Forest Goblin Shaman

Green Knight

In 1996 Games Workshop released 5th Edition Warhammer and with it they re-released the Bretonnian army.  As a young University student at the time the government was good enough to provide me a loan to cover living costs.  Like most people I decided that I could probably live on 2 minute noodles and cheap sausages whilst putting that loan to better use.  In my case I cleverly invested that money in Warhammer and in 1996 that involved buying a Bretonnian army, which was possibly my first choice when I started warhammer but since they had no models I chose Wood Elves instead.  It was then that I bought the Green Knight.  At the time possibly warhammers most beautifully sculpted model.  The fact it’s still hanging around as a fine cast is I think testament to this.

At any rate my flatmate at the time (Hans) cleaned the model and undercoated it in matt white citadel primer.  It then sat in my “waiting to paint” pile for what turns out to be twenty years.  Part of the reason for the long wait was the fact that I sold my bretonnians  before I painted any.  I kept the Green Knight because I liked it but I had little cause to paint it other than it’s artistic merit.

This is perhaps the real reason for taking so long to paint it.    I really wanted to do a good paint job and never really felt confident I could do that.  I like to try to replicate or approximate the GW paint schemes and there is a lot of free hand on the Green Knight.  Free hand is not one of my strengths.  This became evident when at the start of the year I gave it a go.  It was ok but I felt it did not do the miniature justice.  I restarted it several times but just couldn’t get the free hand right.  Eventually in disgust I tossed the model back in the cupboard.  Six months later I pulled it out again and decided that I need to finish it.  If I couldn’t free hand it I’d just paint it green and move on.

This is the result.  All in all I think it turned out quite well despite the lack of free hand.  It is still one of my favourite models.

The Green KnightThe Green Knight

Wood Elf Glade Guard (Archers)

These are twelve of the twenty four archers you get in a wood elf battalion box.  They’re from a second hand battalion box that was purchased so long ago I’ve forgotten.  The box was pretty much as new except that all the sprues had been spray painted matt black.  I prefer to clean and assemble the minatures before spraying them and this was a good reminder as to why.  The mould lines were sprayed over making them difficult to see.  The parts of the model that needed to be glued were covered in paint making them poor surfaces to fix and thus needed to be scraped.  The minatures still needed to be clipped from the sprues and then cleaned up.  All of which meant that most of the paint needed to be scraped off.

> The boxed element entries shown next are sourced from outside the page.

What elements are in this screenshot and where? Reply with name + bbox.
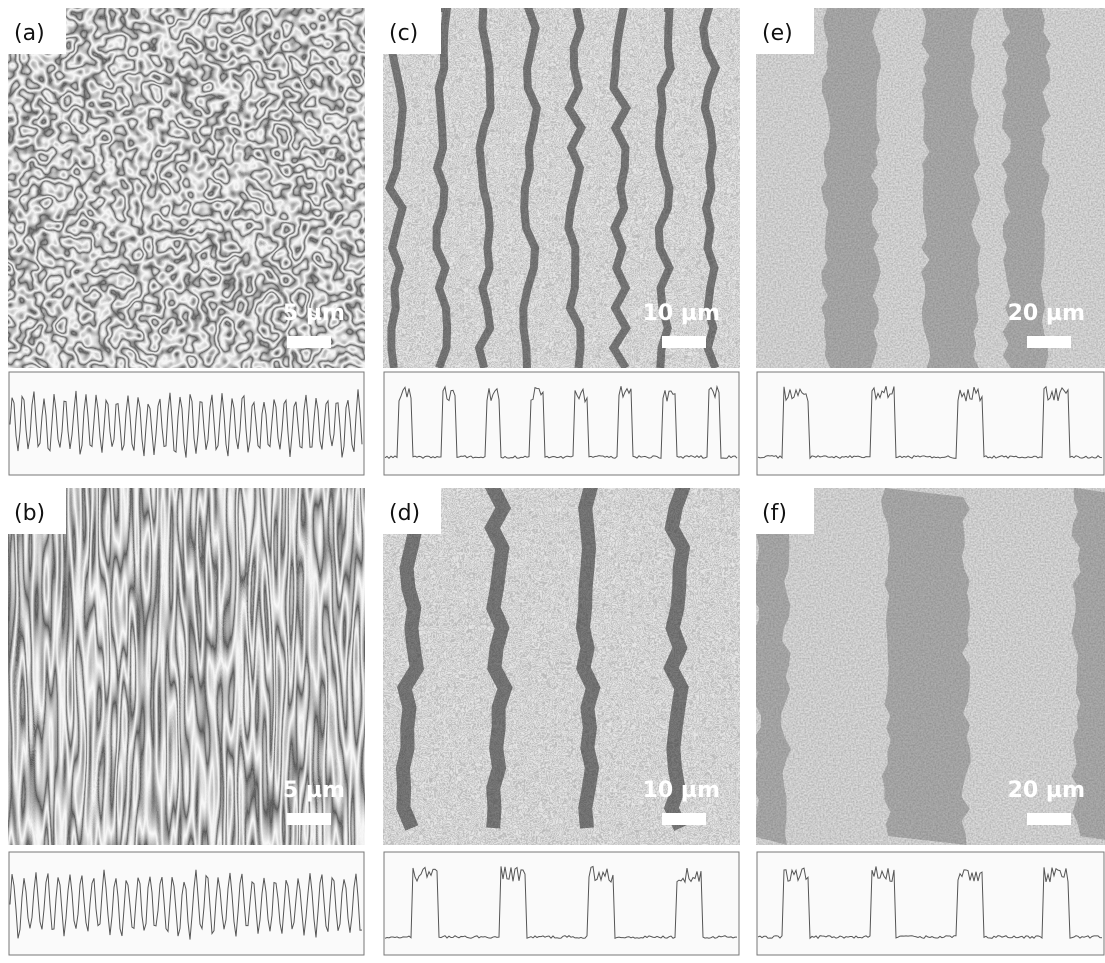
micrograph xyxy=(383,8,740,368)
panel: (c) 10 µm xyxy=(383,8,740,476)
dark-band xyxy=(881,488,971,845)
dark-band xyxy=(821,8,881,368)
profile-trace xyxy=(384,384,738,460)
dark-band xyxy=(756,488,791,845)
texture xyxy=(8,488,365,845)
dark-band xyxy=(1001,8,1051,368)
label-box xyxy=(383,488,441,534)
band xyxy=(663,488,691,831)
band xyxy=(519,8,541,368)
panel: (a) 5 µm xyxy=(8,8,365,476)
scale-bar xyxy=(1027,813,1071,825)
panel: (f) 20 µm xyxy=(756,488,1105,956)
label-box xyxy=(756,8,814,54)
micrograph xyxy=(8,8,365,368)
panel-label: (a) xyxy=(14,21,45,46)
panel-label: (f) xyxy=(762,501,787,526)
band xyxy=(699,8,721,368)
texture xyxy=(756,8,1105,368)
profile-trace xyxy=(9,389,363,458)
profile-trace xyxy=(757,866,1103,940)
label-box xyxy=(383,8,441,54)
scale-bar xyxy=(287,813,331,825)
profile-trace xyxy=(9,869,363,940)
band xyxy=(474,8,495,368)
dark-band xyxy=(1071,488,1105,840)
profile-trace xyxy=(757,385,1103,460)
profile-trace xyxy=(384,865,738,940)
panel: (d) 10 µm xyxy=(383,488,740,956)
scale-bar-label: 10 µm xyxy=(643,778,720,803)
dark-band xyxy=(921,8,981,368)
scale-bar-label: 5 µm xyxy=(283,301,345,326)
label-box xyxy=(8,488,66,534)
band xyxy=(484,488,513,829)
panel-label: (b) xyxy=(14,501,45,526)
band xyxy=(564,8,586,368)
micrograph xyxy=(756,488,1105,845)
micrograph xyxy=(756,8,1105,368)
band xyxy=(608,8,632,368)
band xyxy=(575,488,601,829)
scale-bar-label: 20 µm xyxy=(1008,301,1085,326)
texture xyxy=(8,8,365,368)
scale-bar-label: 5 µm xyxy=(283,778,345,803)
profile-frame xyxy=(8,371,365,476)
scale-bar xyxy=(662,813,706,825)
scale-bar xyxy=(1027,336,1071,348)
band xyxy=(654,8,675,368)
band xyxy=(432,8,452,368)
panel-label: (d) xyxy=(389,501,420,526)
label-box xyxy=(756,488,814,534)
scale-bar-label: 20 µm xyxy=(1008,778,1085,803)
label-box xyxy=(8,8,66,54)
panel: (b) 5 µm xyxy=(8,488,365,956)
texture xyxy=(756,488,1105,845)
scale-bar xyxy=(662,336,706,348)
scale-bar xyxy=(287,336,331,348)
panel: (e) 20 µm xyxy=(756,8,1105,476)
profile-frame xyxy=(383,851,740,956)
scale-bar-label: 10 µm xyxy=(643,301,720,326)
panel-label: (c) xyxy=(389,21,418,46)
panel-label: (e) xyxy=(762,21,793,46)
profile-frame xyxy=(756,851,1105,956)
profile-frame xyxy=(383,371,740,476)
micrograph xyxy=(8,488,365,845)
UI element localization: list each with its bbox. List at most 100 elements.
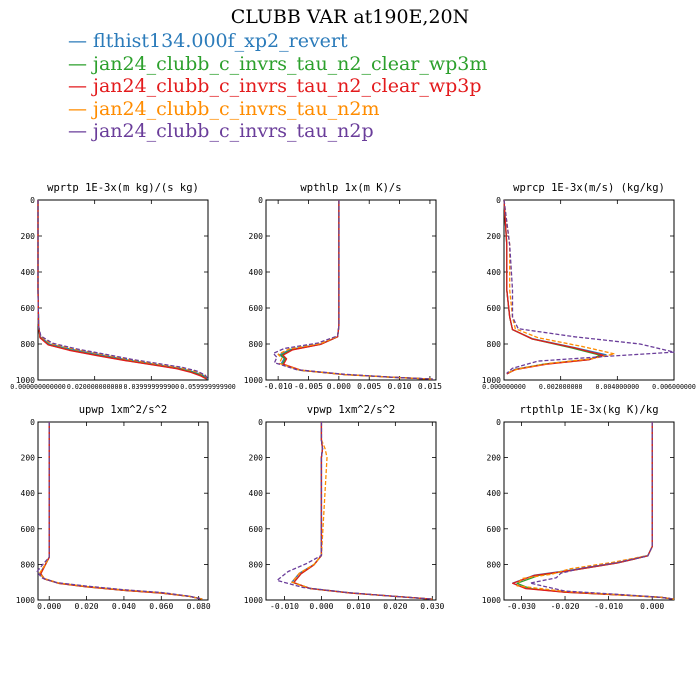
y-tick-label: 800 (21, 560, 36, 569)
y-tick-label: 1000 (244, 596, 263, 605)
y-tick-label: 800 (249, 560, 264, 569)
y-tick-label: 800 (249, 340, 264, 349)
y-tick-label: 800 (21, 340, 36, 349)
x-tick-label: 0.059999999900 (180, 383, 236, 391)
y-tick-label: 400 (249, 268, 264, 277)
plot-frame (37, 421, 209, 601)
y-tick-label: 200 (21, 454, 36, 463)
subplot-title: upwp 1xm^2/s^2 (79, 404, 168, 416)
x-tick-label: 0.060 (149, 602, 173, 611)
y-tick-label: 0 (30, 196, 35, 205)
y-tick-label: 200 (487, 232, 502, 241)
legend: — flthist134.000f_xp2_revert — jan24_club… (68, 30, 487, 143)
y-tick-label: 0 (258, 418, 263, 427)
x-tick-label: 0.040 (112, 602, 136, 611)
series-line (276, 422, 433, 600)
series-line (512, 422, 675, 600)
y-tick-label: 600 (249, 525, 264, 534)
x-tick-label: 0.004000000 (595, 383, 639, 391)
series-line (40, 422, 203, 600)
subplot-title: wprcp 1E-3x(m/s) (kg/kg) (513, 182, 665, 194)
series-line (503, 199, 616, 374)
series-line (503, 199, 607, 375)
series-line (37, 200, 209, 380)
plot-frame (265, 199, 437, 381)
series-line (40, 422, 203, 600)
legend-label: jan24_clubb_c_invrs_tau_n2_clear_wp3m (93, 52, 488, 75)
subplot-title: wpthlp 1x(m K)/s (300, 182, 401, 194)
x-tick-label: 0.020000000000 (67, 383, 123, 391)
x-tick-label: -0.030 (507, 602, 536, 611)
legend-item: — jan24_clubb_c_invrs_tau_n2_clear_wp3m (68, 53, 487, 76)
plot-frame (37, 199, 209, 381)
y-tick-label: 400 (21, 268, 36, 277)
y-tick-label: 800 (487, 560, 502, 569)
series-line (39, 422, 203, 600)
figure-title: CLUBB VAR at190E,20N (230, 6, 470, 28)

Anyway painted the cavalry and the dryads a long time ago (see previous blog posts).  I was going to do all twenty four but just couldn’t bring myself to bite off so many and ended up doing only half of them.  My own colour scheme, not totally convinced by it which is why I almost always follow Games Workshop colour scheme.  They do rank up a little better than they are in the picture although I’ve had to number them because they do rank up only one way.